Rayner prides herself on being a smart political operator, and knows that the support she thinks a serious contender should have (she has told friends a contender would want around 100 MPs to mount a serious challenge) is not guaranteed, faltering even. Yet you wonder, given the urgency she perceives, given her frustration, and given her sense of her own political talents, whether she might still jump and hope that her party follows her. Rayner recently joked to friends “you’ll have to drag Keir out of No 10, and you’ll have to drag me in.” She seems increasingly willing to be dragged.
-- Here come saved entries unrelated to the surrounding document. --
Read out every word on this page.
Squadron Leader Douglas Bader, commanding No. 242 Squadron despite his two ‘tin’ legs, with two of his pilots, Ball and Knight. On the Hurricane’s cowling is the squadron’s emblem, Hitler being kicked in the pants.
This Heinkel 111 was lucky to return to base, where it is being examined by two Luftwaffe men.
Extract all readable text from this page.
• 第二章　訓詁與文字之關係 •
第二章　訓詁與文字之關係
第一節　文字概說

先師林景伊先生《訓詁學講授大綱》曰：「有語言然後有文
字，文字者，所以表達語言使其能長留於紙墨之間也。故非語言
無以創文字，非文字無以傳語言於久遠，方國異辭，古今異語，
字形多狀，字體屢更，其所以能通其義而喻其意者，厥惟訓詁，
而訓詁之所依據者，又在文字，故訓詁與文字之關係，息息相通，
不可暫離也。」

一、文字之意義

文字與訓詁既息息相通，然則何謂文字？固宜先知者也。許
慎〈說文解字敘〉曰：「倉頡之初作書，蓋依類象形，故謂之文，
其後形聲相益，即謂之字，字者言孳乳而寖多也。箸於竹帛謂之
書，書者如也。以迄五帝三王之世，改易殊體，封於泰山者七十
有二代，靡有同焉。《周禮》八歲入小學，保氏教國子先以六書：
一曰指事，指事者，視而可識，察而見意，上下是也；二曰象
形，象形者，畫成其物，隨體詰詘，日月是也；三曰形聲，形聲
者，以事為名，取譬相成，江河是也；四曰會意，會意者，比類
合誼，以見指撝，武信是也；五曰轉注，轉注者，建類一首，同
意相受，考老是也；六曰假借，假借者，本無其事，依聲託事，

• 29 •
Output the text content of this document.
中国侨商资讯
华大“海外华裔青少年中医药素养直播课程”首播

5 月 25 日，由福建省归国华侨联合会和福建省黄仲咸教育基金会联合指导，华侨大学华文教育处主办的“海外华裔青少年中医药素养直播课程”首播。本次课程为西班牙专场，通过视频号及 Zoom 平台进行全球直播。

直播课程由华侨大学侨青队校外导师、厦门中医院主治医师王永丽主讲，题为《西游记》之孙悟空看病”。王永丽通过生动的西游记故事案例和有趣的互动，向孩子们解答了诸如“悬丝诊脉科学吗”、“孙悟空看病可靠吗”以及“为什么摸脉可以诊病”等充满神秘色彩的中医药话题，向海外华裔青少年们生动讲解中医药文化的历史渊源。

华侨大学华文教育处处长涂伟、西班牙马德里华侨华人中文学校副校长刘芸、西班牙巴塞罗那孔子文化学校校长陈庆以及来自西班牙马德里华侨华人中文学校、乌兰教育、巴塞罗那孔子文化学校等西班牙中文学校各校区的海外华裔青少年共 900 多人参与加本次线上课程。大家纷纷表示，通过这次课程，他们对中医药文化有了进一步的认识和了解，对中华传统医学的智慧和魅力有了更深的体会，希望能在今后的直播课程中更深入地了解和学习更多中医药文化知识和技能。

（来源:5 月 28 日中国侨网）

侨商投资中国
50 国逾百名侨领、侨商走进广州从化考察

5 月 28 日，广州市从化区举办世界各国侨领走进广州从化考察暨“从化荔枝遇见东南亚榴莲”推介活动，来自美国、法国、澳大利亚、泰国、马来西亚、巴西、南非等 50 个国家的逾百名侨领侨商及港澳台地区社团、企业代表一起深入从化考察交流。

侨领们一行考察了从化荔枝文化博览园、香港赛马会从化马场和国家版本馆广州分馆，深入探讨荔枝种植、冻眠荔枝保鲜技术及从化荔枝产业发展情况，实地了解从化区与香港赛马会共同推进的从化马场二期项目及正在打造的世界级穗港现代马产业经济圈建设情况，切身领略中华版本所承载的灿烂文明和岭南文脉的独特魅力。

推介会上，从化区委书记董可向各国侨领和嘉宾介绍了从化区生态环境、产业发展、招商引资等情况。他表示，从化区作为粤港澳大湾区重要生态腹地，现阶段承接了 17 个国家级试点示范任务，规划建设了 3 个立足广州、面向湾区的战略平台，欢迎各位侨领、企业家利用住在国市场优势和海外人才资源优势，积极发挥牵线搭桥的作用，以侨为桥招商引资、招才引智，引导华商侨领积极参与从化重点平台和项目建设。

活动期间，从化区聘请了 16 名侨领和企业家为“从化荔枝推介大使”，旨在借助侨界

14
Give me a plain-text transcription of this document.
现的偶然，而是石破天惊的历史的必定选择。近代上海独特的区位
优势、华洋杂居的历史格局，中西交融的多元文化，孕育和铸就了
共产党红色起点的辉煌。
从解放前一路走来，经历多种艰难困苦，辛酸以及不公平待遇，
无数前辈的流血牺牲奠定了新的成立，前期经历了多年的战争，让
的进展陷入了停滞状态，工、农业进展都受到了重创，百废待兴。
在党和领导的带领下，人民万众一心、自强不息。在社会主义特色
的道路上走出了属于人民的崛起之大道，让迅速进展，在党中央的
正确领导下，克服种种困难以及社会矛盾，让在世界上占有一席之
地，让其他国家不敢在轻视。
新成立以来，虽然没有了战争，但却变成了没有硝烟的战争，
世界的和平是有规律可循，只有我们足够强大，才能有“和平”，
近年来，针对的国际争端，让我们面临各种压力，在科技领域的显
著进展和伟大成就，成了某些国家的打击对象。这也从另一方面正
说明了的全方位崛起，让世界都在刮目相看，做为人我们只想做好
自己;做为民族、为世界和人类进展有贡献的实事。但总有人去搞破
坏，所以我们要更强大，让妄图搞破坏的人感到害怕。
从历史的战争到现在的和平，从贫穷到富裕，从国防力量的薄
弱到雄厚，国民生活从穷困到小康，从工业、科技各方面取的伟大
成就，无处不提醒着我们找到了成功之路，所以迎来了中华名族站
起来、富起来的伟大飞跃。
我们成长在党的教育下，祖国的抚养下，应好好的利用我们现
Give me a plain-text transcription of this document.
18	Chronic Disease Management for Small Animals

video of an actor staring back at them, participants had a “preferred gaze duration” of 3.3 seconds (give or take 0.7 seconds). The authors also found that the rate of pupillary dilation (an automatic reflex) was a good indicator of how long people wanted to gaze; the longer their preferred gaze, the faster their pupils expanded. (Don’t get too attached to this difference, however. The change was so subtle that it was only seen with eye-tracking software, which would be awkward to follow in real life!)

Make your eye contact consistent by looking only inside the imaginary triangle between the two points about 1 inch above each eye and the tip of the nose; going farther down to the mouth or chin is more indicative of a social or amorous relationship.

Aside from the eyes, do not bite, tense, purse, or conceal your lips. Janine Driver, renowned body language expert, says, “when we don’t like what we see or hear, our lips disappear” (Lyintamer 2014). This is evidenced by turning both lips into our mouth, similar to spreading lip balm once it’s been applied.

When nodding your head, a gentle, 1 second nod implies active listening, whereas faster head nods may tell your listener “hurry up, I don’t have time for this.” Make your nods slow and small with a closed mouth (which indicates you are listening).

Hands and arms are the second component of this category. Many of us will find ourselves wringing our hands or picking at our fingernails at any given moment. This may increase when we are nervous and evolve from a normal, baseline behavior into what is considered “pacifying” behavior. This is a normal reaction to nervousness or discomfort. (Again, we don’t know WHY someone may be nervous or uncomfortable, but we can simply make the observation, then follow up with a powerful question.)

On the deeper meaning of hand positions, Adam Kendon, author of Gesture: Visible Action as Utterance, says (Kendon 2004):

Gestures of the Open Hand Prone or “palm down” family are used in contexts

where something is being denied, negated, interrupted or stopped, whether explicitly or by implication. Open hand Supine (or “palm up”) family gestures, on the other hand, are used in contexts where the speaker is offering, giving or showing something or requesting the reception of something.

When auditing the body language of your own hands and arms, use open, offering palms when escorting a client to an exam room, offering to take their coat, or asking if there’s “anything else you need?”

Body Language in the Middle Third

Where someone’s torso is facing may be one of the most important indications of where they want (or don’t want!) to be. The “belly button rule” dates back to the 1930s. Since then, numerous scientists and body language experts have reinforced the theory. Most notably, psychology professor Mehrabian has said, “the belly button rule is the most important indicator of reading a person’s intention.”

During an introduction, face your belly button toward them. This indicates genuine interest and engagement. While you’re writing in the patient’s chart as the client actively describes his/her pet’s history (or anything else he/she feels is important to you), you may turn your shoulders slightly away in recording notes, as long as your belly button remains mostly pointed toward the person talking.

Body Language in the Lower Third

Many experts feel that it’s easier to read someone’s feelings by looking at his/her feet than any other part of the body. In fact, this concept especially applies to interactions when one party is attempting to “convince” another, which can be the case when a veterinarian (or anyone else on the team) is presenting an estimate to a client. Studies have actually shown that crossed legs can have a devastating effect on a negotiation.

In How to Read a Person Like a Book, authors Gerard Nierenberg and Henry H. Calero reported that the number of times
Of course, this could be political posturing from a proud political operator; if Rayner seems likely to go over the top, it increases her power as a kingmaker, or the likelihood of being offered a big cabinet job soon, or her heft inside Labour in general. (Rayner contacted Shabana Mahmood after reports that she wanted Mahmood sacked and to replace her as home secretary, telling her it didn’t come from her or her team and she isn’t discussing cabinet reshuffles with anybody.) Starmer has made it clear publicly that he wants Rayner back in the cabinet soon. Her allies say she would weigh any offer carefully. Yet No 10 sources tell me there will be no reshuffle in the coming days, with the political moment being too febrile for Starmer. He will instead deliver a speech on Monday on the politics of the moment, and what needs to change. He has made it clear there will be no deals, no pacts, no timetables for his departure.
A trickle of MPs now appear to disagree. That could build in the coming hours. Cabinet ministers, equally, are beginning to tweet their support for the Prime Minister. But the real person to watch will be the redhead in Holborn and St Pancras tomorrow, running miles through mud and barbed wire, and feeling like Labour has to stop talking and finally take action.